Dial soap is not a good choice for washing your face. It’s a traditional alkaline bar soap designed for hands and body, and using it on facial skin can strip away protective oils, disrupt your skin’s natural pH, and leave your face dry, tight, or irritated. While it will technically clean your skin, it does so more aggressively than facial skin needs or tolerates well.

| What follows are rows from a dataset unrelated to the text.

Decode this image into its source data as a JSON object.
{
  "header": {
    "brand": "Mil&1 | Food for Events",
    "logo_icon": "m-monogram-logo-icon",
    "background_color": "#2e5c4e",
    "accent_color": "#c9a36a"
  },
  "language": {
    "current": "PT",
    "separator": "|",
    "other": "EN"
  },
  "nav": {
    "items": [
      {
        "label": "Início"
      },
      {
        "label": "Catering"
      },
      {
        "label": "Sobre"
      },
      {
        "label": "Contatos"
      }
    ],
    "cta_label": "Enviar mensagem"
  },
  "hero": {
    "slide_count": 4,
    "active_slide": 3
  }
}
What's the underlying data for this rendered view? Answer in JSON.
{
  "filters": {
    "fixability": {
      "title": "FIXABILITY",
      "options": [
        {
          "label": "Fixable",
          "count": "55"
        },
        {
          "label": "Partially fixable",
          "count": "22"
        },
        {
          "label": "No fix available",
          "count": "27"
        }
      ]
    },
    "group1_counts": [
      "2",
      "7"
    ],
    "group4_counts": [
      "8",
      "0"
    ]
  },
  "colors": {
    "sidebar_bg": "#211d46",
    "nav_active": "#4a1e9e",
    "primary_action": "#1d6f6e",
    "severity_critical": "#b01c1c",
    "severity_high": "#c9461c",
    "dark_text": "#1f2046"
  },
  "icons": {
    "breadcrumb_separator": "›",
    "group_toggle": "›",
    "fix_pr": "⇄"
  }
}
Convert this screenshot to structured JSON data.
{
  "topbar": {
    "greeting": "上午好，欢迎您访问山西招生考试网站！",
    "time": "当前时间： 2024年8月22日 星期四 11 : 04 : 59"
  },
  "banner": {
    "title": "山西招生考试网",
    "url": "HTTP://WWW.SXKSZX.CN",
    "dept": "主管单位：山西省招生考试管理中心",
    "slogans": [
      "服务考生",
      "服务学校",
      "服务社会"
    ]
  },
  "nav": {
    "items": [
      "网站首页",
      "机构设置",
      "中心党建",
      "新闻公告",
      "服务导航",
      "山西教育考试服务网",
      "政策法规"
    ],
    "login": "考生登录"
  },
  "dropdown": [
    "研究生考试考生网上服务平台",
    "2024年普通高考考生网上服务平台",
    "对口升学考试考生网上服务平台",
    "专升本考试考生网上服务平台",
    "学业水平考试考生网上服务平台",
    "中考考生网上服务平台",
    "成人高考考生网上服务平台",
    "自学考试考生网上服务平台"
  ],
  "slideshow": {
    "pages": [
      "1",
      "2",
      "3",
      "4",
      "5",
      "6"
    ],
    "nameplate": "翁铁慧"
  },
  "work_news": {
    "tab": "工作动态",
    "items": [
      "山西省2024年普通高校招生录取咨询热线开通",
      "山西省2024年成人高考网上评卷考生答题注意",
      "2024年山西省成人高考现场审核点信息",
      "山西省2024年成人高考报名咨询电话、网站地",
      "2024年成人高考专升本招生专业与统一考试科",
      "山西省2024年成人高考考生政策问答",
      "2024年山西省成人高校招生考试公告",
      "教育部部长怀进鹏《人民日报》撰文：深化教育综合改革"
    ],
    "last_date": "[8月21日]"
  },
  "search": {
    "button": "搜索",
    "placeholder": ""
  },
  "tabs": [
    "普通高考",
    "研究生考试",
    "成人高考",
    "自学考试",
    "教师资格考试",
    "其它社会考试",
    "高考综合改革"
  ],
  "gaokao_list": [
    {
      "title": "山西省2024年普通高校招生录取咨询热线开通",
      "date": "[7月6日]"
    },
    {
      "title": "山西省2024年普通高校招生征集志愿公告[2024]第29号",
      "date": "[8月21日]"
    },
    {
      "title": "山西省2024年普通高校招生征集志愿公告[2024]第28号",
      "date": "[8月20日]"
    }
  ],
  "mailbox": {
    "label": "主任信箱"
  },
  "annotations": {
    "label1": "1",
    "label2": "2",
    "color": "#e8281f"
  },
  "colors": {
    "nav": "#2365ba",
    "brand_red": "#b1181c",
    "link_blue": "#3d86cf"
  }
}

Why Bar Soap Is Harsh on Facial Skin
The skin on your face is thinner and more sensitive than the skin on your hands or body. It also produces a carefully balanced mix of oils that keep it hydrated and protected. Traditional bar soaps like Dial have a high pH, typically between 9 and 10, while healthy facial skin sits around 4.5 to 5.5. That mismatch matters: washing with an alkaline soap temporarily raises your skin’s pH, which weakens its outer barrier and makes it easier for moisture to escape.
Research comparing traditional soap bars to gentler synthetic cleansers (called syndets) shows a clear difference. After multiple washes with a traditional soap bar, both the protein and fat layers in the skin’s outer barrier show significant damage. Under the same conditions, skin washed with a gentler syndet cleanser stays well preserved. The soap-washed skin also loses water through evaporation at a much higher rate, which is a direct measure of barrier damage. That’s why your face might feel tight or flaky after washing with Dial: the outer barrier is temporarily compromised and moisture is escaping faster than normal.
The Antibacterial Ingredient Issue
Dial built its brand around being antibacterial, and some of its products historically contained triclocarban or triclosan. In 2016, the FDA banned 19 antibacterial ingredients, including triclosan and triclocarban, from consumer wash products. The reason: manufacturers couldn’t demonstrate that these ingredients were safe for daily long-term use or that they worked any better than plain soap and water at preventing illness.
Dial has reformulated many of its products since then, but the brand still includes fragrances, dyes, and other additives that can cause problems on sensitive facial skin. Triclosan, which was previously found in Dial Liquid Antibacterial Soap, is a known contact allergen. People with a triclosan allergy can develop redness, swelling, itching, and fluid-filled blisters, sometimes days after exposure. Even without a full allergy, fragrances and dyes are among the most common triggers for facial irritation and contact dermatitis.
What About Killing Bacteria on Your Face?
If you’re drawn to Dial because you want to fight acne-causing bacteria, the antibacterial approach is less effective than it sounds. Your face hosts a complex community of microorganisms, and most of them are either harmless or actively beneficial. Research on antibacterial soap use found that while these soaps do shift the types of bacteria living on skin, they don’t significantly reduce the overall diversity or number of organisms. The shifts in bacterial communities also persisted for at least two weeks after people stopped using the soap, meaning the disruption lingers.
More importantly, the amount of soap used predicted how much the bacterial community changed, following a dose-response pattern. Scrubbing your face aggressively with antibacterial soap doesn’t sterilize it. It just reshuffles which bacteria dominate, potentially giving opportunistic species room to thrive while displacing helpful ones. For acne specifically, targeted treatments with ingredients like benzoyl peroxide or salicylic acid are far more effective than washing with an antibacterial body soap.
When Doctors Actually Recommend Dial
You may have heard that surgeons sometimes tell patients to wash with Dial before a procedure, which might make it seem like a medical-grade cleanser. This is true but misleading. The standard pre-surgical wash uses chlorhexidine, a hospital-grade antiseptic. Dial is only recommended as a backup option for patients who are allergic to chlorhexidine. And even in that context, surgical prep instructions from hospitals like Johns Hopkins specify washing from the jaw down, explicitly avoiding the face, eyes, ears, and nose.
So even in the one medical scenario where Dial gets a doctor’s endorsement, it’s not being recommended for facial use.
What to Use Instead
A gentle, fragrance-free facial cleanser with a pH close to your skin’s natural range (around 4.5 to 5.5) will clean your face without stripping it. Look for products labeled as syndet bars or gel/cream cleansers rather than traditional soap. These use milder surfactants that remove dirt and excess oil while leaving the skin’s protective barrier intact.
If your skin is oily or acne-prone, a cleanser containing salicylic acid (typically 0.5% to 2%) will do a better job targeting clogged pores than any antibacterial soap. For dry or sensitive skin, cream-based cleansers with ceramides or glycerin help maintain hydration while cleaning. In either case, you’ll get cleaner, healthier skin than Dial can offer, without the dryness, irritation, or barrier damage that comes with using a body soap on your face.